I've read about the brain's response and biological changes to the medication.  I can't wait any longer to get things under control in my life. They don't stop sliding backwards so I can recover. I just really don't know what to do. I don't know how to be patient because this terrible panic has been constant from the beginning, and not just now after taking medication and stopping. It's probably a combination of my personal programming and medication effects.

 

The bottom line is that I have to be on my feet and I've been down so long and I don't see the way out. Nothing is helping. 

 

If what I'm writing is confusing, it's because I'm confused and scared as heck.

 

I want to dabble with taking small amount of Klonopin. I've read about kindling, but I'm hurting.

 

I wish I could be more concrete with my post, but I'm feeling anything BUT concrete.

 

I appreciate any assistance,

Thank you

 

Accept the fact that for now you are stuck and don't have many good options. The least bad option though is staying off benzos imo. Please try some positive thinking and also believe that you are on the right track.

Posted

Thank you. I don't have anyone around familiar with the medication. I wish there were local support groups like AA. I don't have an alcohol addiction, but I've been going to meetings with a friend to get me out of the house and around people.

 

I became impressed with the moral support these members showed each other and I enjoyed listening to their life rebuild stories. I get very hungry for an association like that readily available to sufferers of this kind.

 

Just now I am thinking or wondering, that since I've been on meds for around 18 years straight, and now sharply off, that can it be that part of my horrible freak out and identity loss is because I haven't had a healthy brain and body this long? Can it be that I was in the drug anguish from tolerance that I believed that condition to be the real me, and now with all the changes that I'm freaking out more because I don't know THIS me that's fighting? I mean, I am terribly scared, but part of this fear is feeling COMPLETELY unaware of myself. I never was sedated during the medication treatment. I now see, from the help of you people, that I was in the tolerance condition and the horrors I was feeling was from the biological changes with the neuroreceptors and transmitters.  I kept working on myself and wondering WHY am I not figuring me out?

 

I thank you people for educating me. The professionals I put myself in trust with, never pointed at the high doses of meds I was on

I just wish the drugs had reduced any pain I was in; never did, and I got worse with the meds.

 

I'm wondering if the hell I'm in is not only withdrawal, but this evolutionary battle taking place, and I'm feeling like a lost child in a shopping mall.
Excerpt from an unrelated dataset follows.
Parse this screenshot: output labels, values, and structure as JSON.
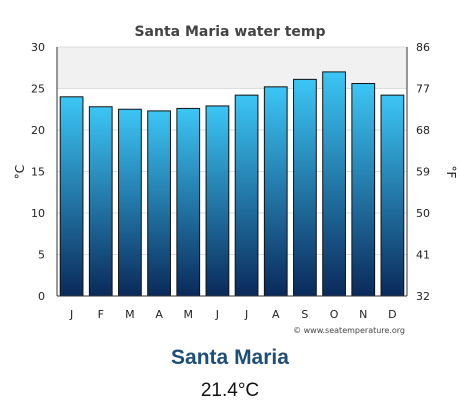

I wish everyone happy holidays, and please bare with me and my Posts. I'm struggling to write here, and I'm very confused in this state.  I'm thankful I found you, and I pray this can help me survive.

 

Thanks again

Peace

 

Posted

Such a great post about what you are experiencing Piece!

Yes I think that part of tapering is getting to know the new "you" that emerges from the fog of medication we have been under.

 

I bet you'll find that all that work you've done on yourself is still there and now catching root in a different way that when you were unknowingly medicated all day long.  I know I've found that to be true for me!  The calm that I wanted is there, probably was, but the weird chemical anxiety that i thought was me had confused the whole picture.

 

And with tapering the adjustment or realizations are more gradual-- I imagine that CT is like having many veils being ripped off at once and shocks a bunch of systems.  I know that even with a ton of sxs, that are getting easier and easier to simply "live with",  I'm feeling better than I have in a long time.

 

Can you add a signature so that we can know where you've come from/through in this benzo dance?

Best wishes...

SS

Posted

I will have to create that signature. I don't have a good record of all the medication I was taking. I miraculously survived a fire that destroyed my house entirely 6 years ago. I will be able to create something.

 

Thanks again. I don't even know HOW any of my posts make sense... I'm in such a ripping blur.

 

I really appreciate everyone's input.